Radni logor Valpovo 1945.-1946.: dokumenti
The Valpovo labor camp (1945–1946) was the largest camp for Volksdeutschers in Croatia after World War II. About 4,000 Germans and Austrians were interned; at least 1,074 died, mostly from hunger, disease, and exhausting labor.
The Valpovo labor camp operated from May 1945 to May 1946 under the administration of the communist authorities of Yugoslavia (OZN and NOB). It was the largest camp for members of the German national minority (Volksdeutsche) in Croatia and one of the largest in all of Yugoslavia. Located on the premises of the Belje estate and surrounding buildings in Valpovo, the camp was officially intended for "re-education" and forced labor, but in practice it represented a form of collective punishment for the entire German community for collaborating with the Nazi regime during the war.

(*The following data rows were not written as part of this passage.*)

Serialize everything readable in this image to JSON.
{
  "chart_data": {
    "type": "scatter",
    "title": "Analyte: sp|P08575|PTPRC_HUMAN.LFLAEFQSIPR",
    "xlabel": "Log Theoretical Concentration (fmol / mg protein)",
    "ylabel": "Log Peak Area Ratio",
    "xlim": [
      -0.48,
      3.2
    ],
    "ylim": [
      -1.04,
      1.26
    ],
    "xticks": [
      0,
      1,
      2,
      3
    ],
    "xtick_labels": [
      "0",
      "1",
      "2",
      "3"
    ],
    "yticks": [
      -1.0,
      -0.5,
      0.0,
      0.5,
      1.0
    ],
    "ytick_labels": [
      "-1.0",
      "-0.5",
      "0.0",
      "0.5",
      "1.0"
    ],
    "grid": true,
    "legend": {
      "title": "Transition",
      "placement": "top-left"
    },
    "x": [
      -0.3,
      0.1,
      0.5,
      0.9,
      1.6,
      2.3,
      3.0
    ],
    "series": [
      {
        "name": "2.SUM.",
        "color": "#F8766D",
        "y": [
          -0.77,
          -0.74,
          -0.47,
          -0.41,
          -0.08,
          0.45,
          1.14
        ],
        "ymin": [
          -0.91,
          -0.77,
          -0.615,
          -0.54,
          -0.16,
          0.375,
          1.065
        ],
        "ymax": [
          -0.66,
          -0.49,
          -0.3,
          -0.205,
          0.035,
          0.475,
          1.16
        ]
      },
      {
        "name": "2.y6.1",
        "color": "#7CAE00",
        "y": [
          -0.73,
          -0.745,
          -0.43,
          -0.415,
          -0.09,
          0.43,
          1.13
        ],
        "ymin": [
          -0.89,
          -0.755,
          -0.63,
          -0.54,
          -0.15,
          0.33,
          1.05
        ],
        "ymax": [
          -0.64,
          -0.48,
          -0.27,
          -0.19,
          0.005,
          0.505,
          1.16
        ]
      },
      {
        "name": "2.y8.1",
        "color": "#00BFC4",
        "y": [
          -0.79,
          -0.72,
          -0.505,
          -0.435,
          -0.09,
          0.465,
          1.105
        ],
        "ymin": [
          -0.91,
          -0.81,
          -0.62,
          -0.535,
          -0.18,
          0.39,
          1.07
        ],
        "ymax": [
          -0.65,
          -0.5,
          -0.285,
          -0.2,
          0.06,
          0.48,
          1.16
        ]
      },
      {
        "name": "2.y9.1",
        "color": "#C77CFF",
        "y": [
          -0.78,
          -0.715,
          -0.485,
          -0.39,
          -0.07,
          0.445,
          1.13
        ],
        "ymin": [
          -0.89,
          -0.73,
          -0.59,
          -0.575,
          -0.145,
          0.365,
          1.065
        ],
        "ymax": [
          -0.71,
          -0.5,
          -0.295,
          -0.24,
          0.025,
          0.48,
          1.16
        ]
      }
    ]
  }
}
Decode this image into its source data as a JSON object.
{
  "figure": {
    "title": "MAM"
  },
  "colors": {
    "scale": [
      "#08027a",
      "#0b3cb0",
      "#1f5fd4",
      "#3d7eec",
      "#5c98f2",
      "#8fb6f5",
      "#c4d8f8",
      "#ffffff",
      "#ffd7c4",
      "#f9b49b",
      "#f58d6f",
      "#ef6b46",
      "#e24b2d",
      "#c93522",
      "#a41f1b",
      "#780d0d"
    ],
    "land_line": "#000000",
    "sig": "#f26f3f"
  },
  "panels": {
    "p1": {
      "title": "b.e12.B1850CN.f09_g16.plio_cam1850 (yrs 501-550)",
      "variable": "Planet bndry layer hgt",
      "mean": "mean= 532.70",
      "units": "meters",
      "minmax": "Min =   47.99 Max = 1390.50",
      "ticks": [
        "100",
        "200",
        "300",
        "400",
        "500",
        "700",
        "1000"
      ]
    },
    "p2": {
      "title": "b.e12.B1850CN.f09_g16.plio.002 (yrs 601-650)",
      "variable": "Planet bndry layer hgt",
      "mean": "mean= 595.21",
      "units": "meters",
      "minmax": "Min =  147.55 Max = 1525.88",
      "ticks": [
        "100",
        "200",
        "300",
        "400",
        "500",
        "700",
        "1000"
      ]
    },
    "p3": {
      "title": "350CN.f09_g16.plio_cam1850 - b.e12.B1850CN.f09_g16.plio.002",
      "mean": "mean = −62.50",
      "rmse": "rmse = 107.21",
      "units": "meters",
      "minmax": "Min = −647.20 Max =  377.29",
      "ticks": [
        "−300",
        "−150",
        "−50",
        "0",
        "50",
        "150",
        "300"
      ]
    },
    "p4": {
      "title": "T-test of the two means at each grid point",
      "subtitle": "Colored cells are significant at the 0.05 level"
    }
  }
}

About 4,000 people were interned, mainly women, children, and elderly men (most able-bodied men had been mobilized or had fled). Camp inmates were forced to perform hard agricultural and other labor with minimal food, poor housing, and inadequate medical care. The result was mass deaths from hunger, typhus, dysentery and exhaustion – at least 1,074 deaths have been reliably documented (some say up to 1,600), and the bodies were mostly buried in mass graves in the Valpovo cemetery or in unmarked graves.
In his book Radni logor Valpovo 1945–1946: dokumenti, historian Vladimir Geiger collected and published archival material – lists of inmates, reports, orders, testimonies and photographs – providing thorough documentation of the conditions, structure of the camp and the number of victims. The book is a key source for studying the persecution of Danubian Swabians and other Volksdeutschers in post-war Yugoslavia, highlighting the systematic discrimination and tragic consequences of collective guilt.